Mais toute bonne histoire ne peut durer éternellement apparemment. Ce visage déconfit au nez rouge n’est pas un leurre. A peine avons-nous eu le temps de rêvasser que Dark and Dramatic nous ramène déjà dans la dure réalité de Mark Everett. Les doutes s’installent, les différences se font sentir; c’est tout en gardant un rythme tranquille, accompagné de doux pincés de guitare, tel une berceuse, que Eels nous plante les pieds dans un sol boueux.
Départ pour une jolie descente en enfer, le bateau des larmes continue sa route avec le morceau suivant : Are you Fucking Your Ex. Un morceau gonflé à bloc d’incertitudes et de confiance en perdition. Musicalement, toujours pas de grosse surprise; la formule reste la même, ne cherchant pas à nous déstabiliser, mais à nous garder avec elle dans son ambiance torturée.
Troisième partie du conte de fée… roulement de tambours : Les regrets. Que ce soit avec Of Unsent Letters ou bien I Got Hurt, attention à toi âme sensible, ta boîte de mouchoir ne suffira peut-être pas face à ce Hadouken d’émotions. C’est triste, tout paraît sans issue, le changement c’est pas pour maintenant. Les violons commencent à faire leur apparition, au cas où. Cette tête de clown a toute sa place sur cette jaquette. “There were times I didn’t think that I’d see the sun rise. And that was fine by me” lâche Mr.E; à éviter le dimanche sous la douche. Mais on a toujours envie de continuer à écouter cet album, étrangement apaisant par ces mélodies, et sa manière franche de nous parler. On se complait dans ces airs tristounets, à fixer le plafond et penser aux soucis du quotidien; ou juste fixer le plafond sans songer à rien.
Malgré tout, on ressent un message positif qui veut émaner de cet opus. Restez jusqu’au bout, le final Baby Let’s Make it Real et Waking up est un dernier coup de marteau pop qui vient enfoncer définitivement le clou de cette histoire dramatique. Un dernier coup qui respire l’espoir, la volonté de se relever et d’aimer.
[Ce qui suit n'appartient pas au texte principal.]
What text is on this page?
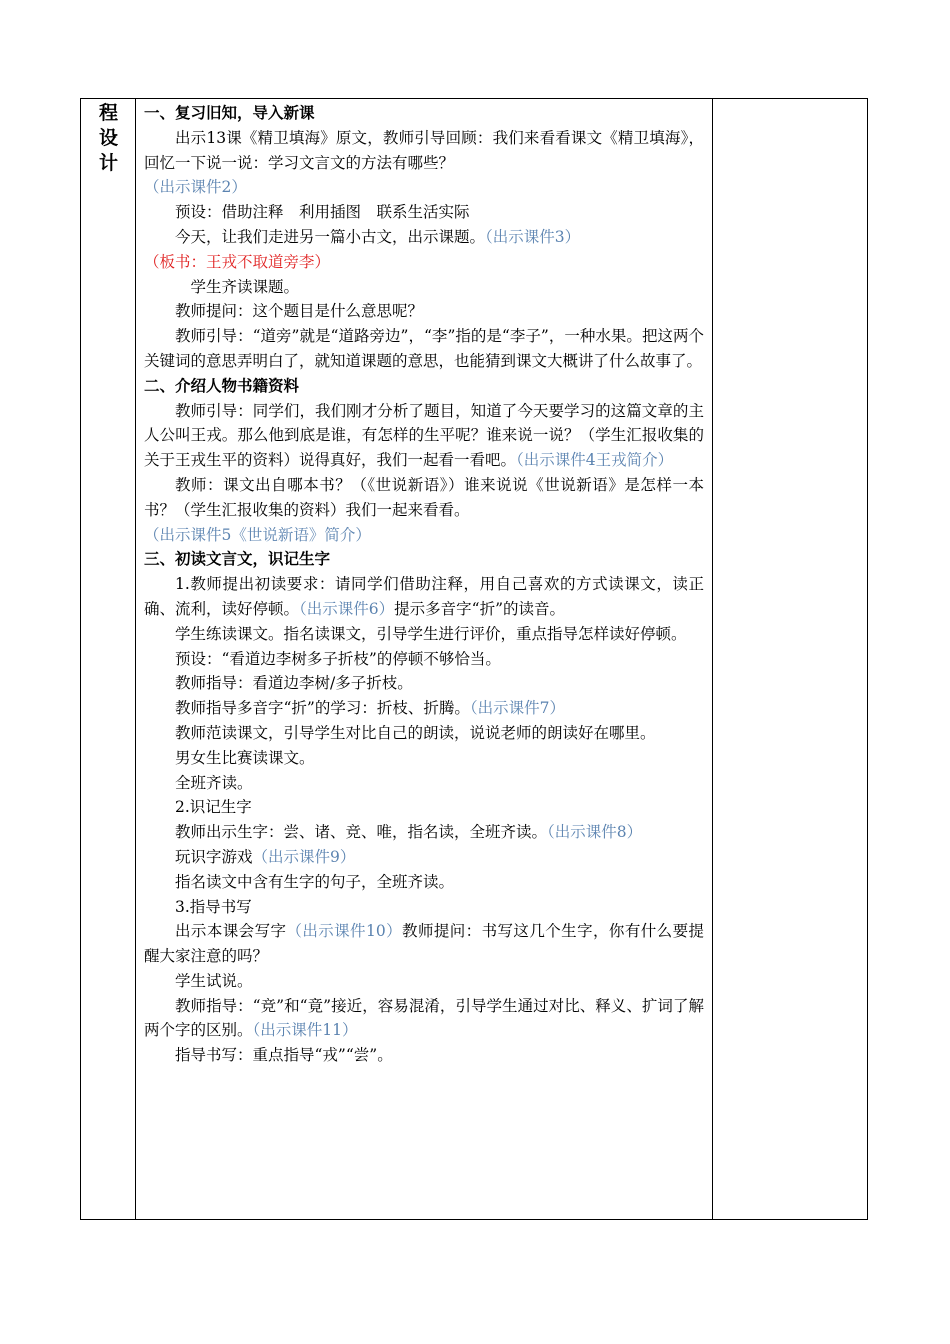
程
设
计

一、复习旧知，导入新课

出示13课《精卫填海》原文，教师引导回顾：我们来看看课文《精卫填海》，回忆一下说一说：学习文言文的方法有哪些？
（出示课件2）

预设：借助注释　利用插图　联系生活实际

今天，让我们走进另一篇小古文，出示课题。（出示课件3）
（板书：王戎不取道旁李）

学生齐读课题。

教师提问：这个题目是什么意思呢？

教师引导：“道旁”就是“道路旁边”，“李”指的是“李子”，一种水果。把这两个关键词的意思弄明白了，就知道课题的意思，也能猜到课文大概讲了什么故事了。

二、介绍人物书籍资料

教师引导：同学们，我们刚才分析了题目，知道了今天要学习的这篇文章的主人公叫王戎。那么他到底是谁，有怎样的生平呢？谁来说一说？（学生汇报收集的关于王戎生平的资料）说得真好，我们一起看一看吧。（出示课件4王戎简介）

教师：课文出自哪本书？（《世说新语》）谁来说说《世说新语》是怎样一本书？（学生汇报收集的资料）我们一起来看看。
（出示课件5《世说新语》简介）

三、初读文言文，识记生字

1.教师提出初读要求：请同学们借助注释，用自己喜欢的方式读课文，读正确、流利，读好停顿。（出示课件6）提示多音字“折”的读音。

学生练读课文。指名读课文，引导学生进行评价，重点指导怎样读好停顿。

预设：“看道边李树多子折枝”的停顿不够恰当。

教师指导：看道边李树/多子折枝。

教师指导多音字“折”的学习：折枝、折腾。（出示课件7）

教师范读课文，引导学生对比自己的朗读，说说老师的朗读好在哪里。

男女生比赛读课文。

全班齐读。

2.识记生字

教师出示生字：尝、诸、竞、唯，指名读，全班齐读。（出示课件8）

玩识字游戏（出示课件9）

指名读文中含有生字的句子，全班齐读。

3.指导书写

出示本课会写字（出示课件10）教师提问：书写这几个生字，你有什么要提醒大家注意的吗？

学生试说。

教师指导：“竞”和“竟”接近，容易混淆，引导学生通过对比、释义、扩词了解两个字的区别。（出示课件11）

指导书写：重点指导“戎”“尝”。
Le passé est le passé, il y a des hauts et des bas et c’est ainsi. Une belle conclusion, qui donne envie de prendre la voiture, les cheveux au vent, et foncer droit devant; ouais comme dans les films.
Earth to Dora est un album qui arrive à pic en ce confinement. Un défilé de chansons, où certes Eels ne s’aventure pas trop loin de ses habitudes, mais arrive toujours à capter nos émotions avec simplicité. Ici on parle de la vie, des déceptions, des coups durs, mais aussi des belles choses. Un bon opus qui sait donner le sourire et faire monter les larmes. Le tout mené avec brio par la voix unique de Mark Oliver Everett.